Design Optimization of a Miniaturized Pneumatic Artificial Muscle and Experimental Validation

Abstract

Miniaturized pneumatic artificial muscles (MPAMs) are widely utilized in various applications due to their unique characteristics, such as a high power-to-weight ratio, flexibility, and compatibility with the human environment, as well as being compact enough to fit within small-scale mechanical systems. Maximizing the amount of force generated by these actuators while keeping their dimensions minimized can greatly affect their efficiency. In this study, a formal design optimization problem was formulated to identify optimal sizes of MPAMs while maximizing their blocked force as a novel approach to address the issue of low force outputs of these actuators. A force model for an MPAM including various correction terms was derived to better predict the response behavior of the actuator.
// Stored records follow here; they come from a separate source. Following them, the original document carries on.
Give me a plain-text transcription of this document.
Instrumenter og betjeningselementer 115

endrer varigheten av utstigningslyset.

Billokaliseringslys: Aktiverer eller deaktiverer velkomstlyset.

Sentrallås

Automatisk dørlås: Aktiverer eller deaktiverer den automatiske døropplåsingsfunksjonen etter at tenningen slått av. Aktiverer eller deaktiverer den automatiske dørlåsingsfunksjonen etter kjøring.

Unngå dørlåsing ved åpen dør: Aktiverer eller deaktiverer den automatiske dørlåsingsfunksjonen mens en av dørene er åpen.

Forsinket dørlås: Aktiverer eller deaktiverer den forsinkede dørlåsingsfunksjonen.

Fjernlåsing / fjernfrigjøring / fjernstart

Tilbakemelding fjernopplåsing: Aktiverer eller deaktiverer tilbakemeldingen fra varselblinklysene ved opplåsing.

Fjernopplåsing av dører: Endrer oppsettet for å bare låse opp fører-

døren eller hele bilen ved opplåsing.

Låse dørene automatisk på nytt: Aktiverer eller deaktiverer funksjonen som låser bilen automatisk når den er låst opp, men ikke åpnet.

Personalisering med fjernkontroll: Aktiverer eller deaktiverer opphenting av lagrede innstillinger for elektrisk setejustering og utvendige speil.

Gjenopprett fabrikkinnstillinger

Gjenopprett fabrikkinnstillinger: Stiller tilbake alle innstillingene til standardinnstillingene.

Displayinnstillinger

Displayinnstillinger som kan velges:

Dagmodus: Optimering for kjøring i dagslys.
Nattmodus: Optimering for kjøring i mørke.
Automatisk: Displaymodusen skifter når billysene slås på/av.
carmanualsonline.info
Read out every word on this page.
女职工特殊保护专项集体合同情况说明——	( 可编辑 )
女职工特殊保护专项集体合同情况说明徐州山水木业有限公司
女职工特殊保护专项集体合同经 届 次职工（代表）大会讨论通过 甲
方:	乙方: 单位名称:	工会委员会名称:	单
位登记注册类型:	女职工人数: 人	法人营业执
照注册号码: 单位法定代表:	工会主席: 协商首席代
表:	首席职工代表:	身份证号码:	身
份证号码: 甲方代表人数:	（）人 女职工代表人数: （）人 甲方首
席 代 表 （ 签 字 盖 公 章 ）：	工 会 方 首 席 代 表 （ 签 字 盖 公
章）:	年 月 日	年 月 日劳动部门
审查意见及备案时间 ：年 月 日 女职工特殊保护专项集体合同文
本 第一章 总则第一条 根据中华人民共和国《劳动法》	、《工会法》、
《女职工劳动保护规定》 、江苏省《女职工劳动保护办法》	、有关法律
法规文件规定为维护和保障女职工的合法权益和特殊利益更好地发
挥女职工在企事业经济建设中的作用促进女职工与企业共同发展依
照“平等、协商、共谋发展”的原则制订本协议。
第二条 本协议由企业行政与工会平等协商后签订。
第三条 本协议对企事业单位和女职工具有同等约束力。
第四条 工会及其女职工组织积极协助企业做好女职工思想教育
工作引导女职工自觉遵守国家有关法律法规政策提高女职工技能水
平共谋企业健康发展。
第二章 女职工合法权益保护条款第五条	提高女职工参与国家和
The optimization results reveal that an MPAM with a bladder that has an outer diameter of 6 mm and a thickness of 0.7 mm, as well as a braid angle of 72 degrees, can produce up to almost 239 N of blocked force if the inlet pressure is increased to 600 kPa. An MPAM with optimal parameters was subsequently fabricated and experimentally tested to evaluate its quasi-static response behavior and to validate the theoretical optimization results. Experimental tests were conducted under a wide range of pressures (0–300 kPa) to evaluate the variation of the generated blocked force versus inlet pressure. The overall error between the simulation and the experimental blocked forces was found to be less than 10%. This study represents a significant contribution to the design optimization of MPAMs, and the resulting optimal design offers potential applications in various fields, from soft robots to medical devices.